Aujourd'hui, je vais vous parler des asperges.
Je passerai rapidement sur les asperges de jardin, on n'en avait pas dans le nôtre, mais on en achetait souvent. Elles m'ont manqué à Reims, les premières années (j'y suis arrivée en 1978) : ils ne connaissaient que les blanches ou violettes qui n'ont jamais vu le soleil, les pauvres, et qui n'ont pas de goût. Et puis, peu à peu, j'ai commencé à en voir sur le marché, elles se vendaient à prix d'or, mais je me payais ce petit plaisir de temps en temps. Ces dernières années, il y en avait autant que les autres, mais c'est quand même resté un produit très cher.
Les asperges sauvages :
J'ai eu une éducation catholique (comme presque tout le monde à LP à l'époque), j'ai fait ma communion privée, ma confirmation, ma communion solennelle (comme on disait alors), j'ai continué en appartenant à la chorale de la paroisse (on était 2, avec Claudine, en tout et pour tout + l'harmonium tenu par Mme Sala), j'ai été catéchiste pendant 13 ans à Reims, bref ! tout ça pour dire que les omelettes d'asperges sont une des choses pour lesquelles je me damnerais !
Mes grands-parents Targa étaient dans leurs vignes tout le temps : quand je rentrais de l'école un jour (mi ou fin février) et que je voyais sur le rebord de l'évier un verre plein d'eau et une petite botte d'asperges dedans, je savais où on allait passer les prochains dimanches, jusqu'à Pâques environ : en garrigue à cueillir des asperges. C'était le champ de tir, Issanka, ou plus loin. Et le jeudi après-midi, la collinette ou les 4 Pins, le tour des vignes...
Rien ne m'a jamais rebutée : ni les égratignures sur les mains, les avant-bras, le visage même, ni les quelques queues de serpent furtives, ni les fossés, ni les talus. C'était une passion, et de les cueillir et de les manger.
L'omelette d'abord, mais aussi les petites bottes qu'on liait avec de la ficelle et dont on coupait très régulièrement les queues, bouillies et en vinaigrette, et puis la soupe avec l'?uf monté.
Mon oncle et ma tante Ricard m'en ont envoyé chaque printemps à Reims en colissimo, mais elles arrivaient un peu (ou beaucoup) défraîchies (s'ils avaient raté leur coup et qu'il y avait eu un week-end au milieu). Et ce n'était pas pareil que d'avoir eu le plaisir de les cueillir.

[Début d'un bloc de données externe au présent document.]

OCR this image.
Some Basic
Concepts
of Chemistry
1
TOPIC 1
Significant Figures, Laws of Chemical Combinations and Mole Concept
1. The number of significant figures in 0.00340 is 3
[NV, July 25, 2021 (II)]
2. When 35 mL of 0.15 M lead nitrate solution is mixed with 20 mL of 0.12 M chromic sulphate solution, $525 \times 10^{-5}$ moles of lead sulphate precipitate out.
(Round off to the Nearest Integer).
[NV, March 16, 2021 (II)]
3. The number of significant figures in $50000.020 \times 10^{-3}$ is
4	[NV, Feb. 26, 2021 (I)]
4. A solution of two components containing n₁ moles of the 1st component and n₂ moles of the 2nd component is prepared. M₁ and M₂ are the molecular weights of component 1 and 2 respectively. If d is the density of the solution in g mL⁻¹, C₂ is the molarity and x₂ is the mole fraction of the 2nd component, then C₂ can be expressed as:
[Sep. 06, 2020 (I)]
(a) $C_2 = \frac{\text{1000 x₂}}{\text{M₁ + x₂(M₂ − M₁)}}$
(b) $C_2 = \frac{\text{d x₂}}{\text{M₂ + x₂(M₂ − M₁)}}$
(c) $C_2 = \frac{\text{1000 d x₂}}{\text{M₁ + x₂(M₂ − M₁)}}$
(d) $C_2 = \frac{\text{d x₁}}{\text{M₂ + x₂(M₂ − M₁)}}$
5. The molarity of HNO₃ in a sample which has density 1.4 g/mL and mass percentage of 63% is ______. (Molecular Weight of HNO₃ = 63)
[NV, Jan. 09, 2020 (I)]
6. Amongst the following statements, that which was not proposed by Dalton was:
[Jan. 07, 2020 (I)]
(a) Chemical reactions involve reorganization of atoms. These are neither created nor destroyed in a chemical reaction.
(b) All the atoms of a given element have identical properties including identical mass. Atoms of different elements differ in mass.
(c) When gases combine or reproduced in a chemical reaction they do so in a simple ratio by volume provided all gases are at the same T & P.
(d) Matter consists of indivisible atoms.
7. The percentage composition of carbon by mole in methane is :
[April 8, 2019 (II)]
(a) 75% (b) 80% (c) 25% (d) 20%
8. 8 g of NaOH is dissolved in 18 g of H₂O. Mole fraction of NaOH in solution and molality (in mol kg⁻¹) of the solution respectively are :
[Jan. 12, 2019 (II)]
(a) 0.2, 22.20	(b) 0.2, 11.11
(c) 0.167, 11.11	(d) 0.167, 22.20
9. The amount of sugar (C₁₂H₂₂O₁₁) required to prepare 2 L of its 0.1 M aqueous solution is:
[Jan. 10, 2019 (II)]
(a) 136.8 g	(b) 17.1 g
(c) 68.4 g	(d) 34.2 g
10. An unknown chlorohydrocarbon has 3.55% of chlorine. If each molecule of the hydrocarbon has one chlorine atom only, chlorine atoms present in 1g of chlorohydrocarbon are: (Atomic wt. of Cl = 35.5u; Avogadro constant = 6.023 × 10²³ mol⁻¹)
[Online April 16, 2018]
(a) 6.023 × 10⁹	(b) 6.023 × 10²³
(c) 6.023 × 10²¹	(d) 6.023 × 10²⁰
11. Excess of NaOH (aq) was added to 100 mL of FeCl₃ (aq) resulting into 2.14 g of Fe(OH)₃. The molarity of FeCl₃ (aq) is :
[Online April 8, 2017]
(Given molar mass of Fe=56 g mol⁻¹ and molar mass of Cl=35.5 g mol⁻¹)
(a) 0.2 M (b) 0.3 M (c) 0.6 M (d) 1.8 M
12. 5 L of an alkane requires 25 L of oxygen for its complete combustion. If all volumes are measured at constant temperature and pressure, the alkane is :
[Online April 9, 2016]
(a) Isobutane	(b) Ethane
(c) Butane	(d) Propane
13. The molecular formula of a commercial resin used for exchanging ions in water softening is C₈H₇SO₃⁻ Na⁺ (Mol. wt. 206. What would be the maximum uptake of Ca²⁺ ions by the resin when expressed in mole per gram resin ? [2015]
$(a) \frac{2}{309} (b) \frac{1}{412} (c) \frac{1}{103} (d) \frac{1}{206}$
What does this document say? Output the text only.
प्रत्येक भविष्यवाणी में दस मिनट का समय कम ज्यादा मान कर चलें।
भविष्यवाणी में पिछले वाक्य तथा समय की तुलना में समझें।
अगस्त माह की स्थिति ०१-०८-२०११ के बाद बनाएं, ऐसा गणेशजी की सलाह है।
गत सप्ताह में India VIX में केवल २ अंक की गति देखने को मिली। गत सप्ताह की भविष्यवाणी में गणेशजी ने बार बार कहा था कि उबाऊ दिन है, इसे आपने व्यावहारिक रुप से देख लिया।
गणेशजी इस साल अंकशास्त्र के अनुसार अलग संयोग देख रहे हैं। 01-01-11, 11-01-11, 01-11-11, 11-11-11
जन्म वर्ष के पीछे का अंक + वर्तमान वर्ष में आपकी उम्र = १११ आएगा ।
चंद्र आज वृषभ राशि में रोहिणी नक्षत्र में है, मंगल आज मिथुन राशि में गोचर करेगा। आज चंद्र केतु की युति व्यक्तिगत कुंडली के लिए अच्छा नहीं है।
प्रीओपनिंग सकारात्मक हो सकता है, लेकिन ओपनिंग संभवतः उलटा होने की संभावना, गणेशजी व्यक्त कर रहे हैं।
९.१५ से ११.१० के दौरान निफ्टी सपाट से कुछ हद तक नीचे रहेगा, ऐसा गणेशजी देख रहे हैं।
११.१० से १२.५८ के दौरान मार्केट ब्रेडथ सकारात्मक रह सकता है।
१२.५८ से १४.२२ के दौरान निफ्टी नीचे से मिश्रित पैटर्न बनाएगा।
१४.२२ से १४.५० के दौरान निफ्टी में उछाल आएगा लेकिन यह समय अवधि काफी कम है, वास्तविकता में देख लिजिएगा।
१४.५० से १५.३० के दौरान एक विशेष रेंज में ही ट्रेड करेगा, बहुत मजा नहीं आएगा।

J'ai retrouvé ce plaisir de la cueillette pendant les 3 ans que j'ai passés dernièrement dans les Pyrénées-Orientales. En faisant des courses en plein centre de Perpignan, je vois un marchand d'escargots, et dans un seau, des asperges sauvages. Je branche bien sûr le monsieur et je lui demande s'il en vend, vu que la garrigue autour en est pleine. "Les Anciens ne peuvent pas se déplacer, ce sont eux qui m'en achètent".
Eh oui, il faudra que je passe ma retraite bien au sud.
Cette saleté de Christine me fait des textos chaque printemps : "je promène mes chiens et je cueille des asperges". Le mois dernier, avec la belle arrière-saison qu'on a eu, rebelote : "devine ce que je suis en train de cueillir !".
Elles sont très appréciées depuis quelques années dans la grande cuisine. Sur internet, il y a des tas d'articles et de recettes. Une juste reconnaissance de leur excellence.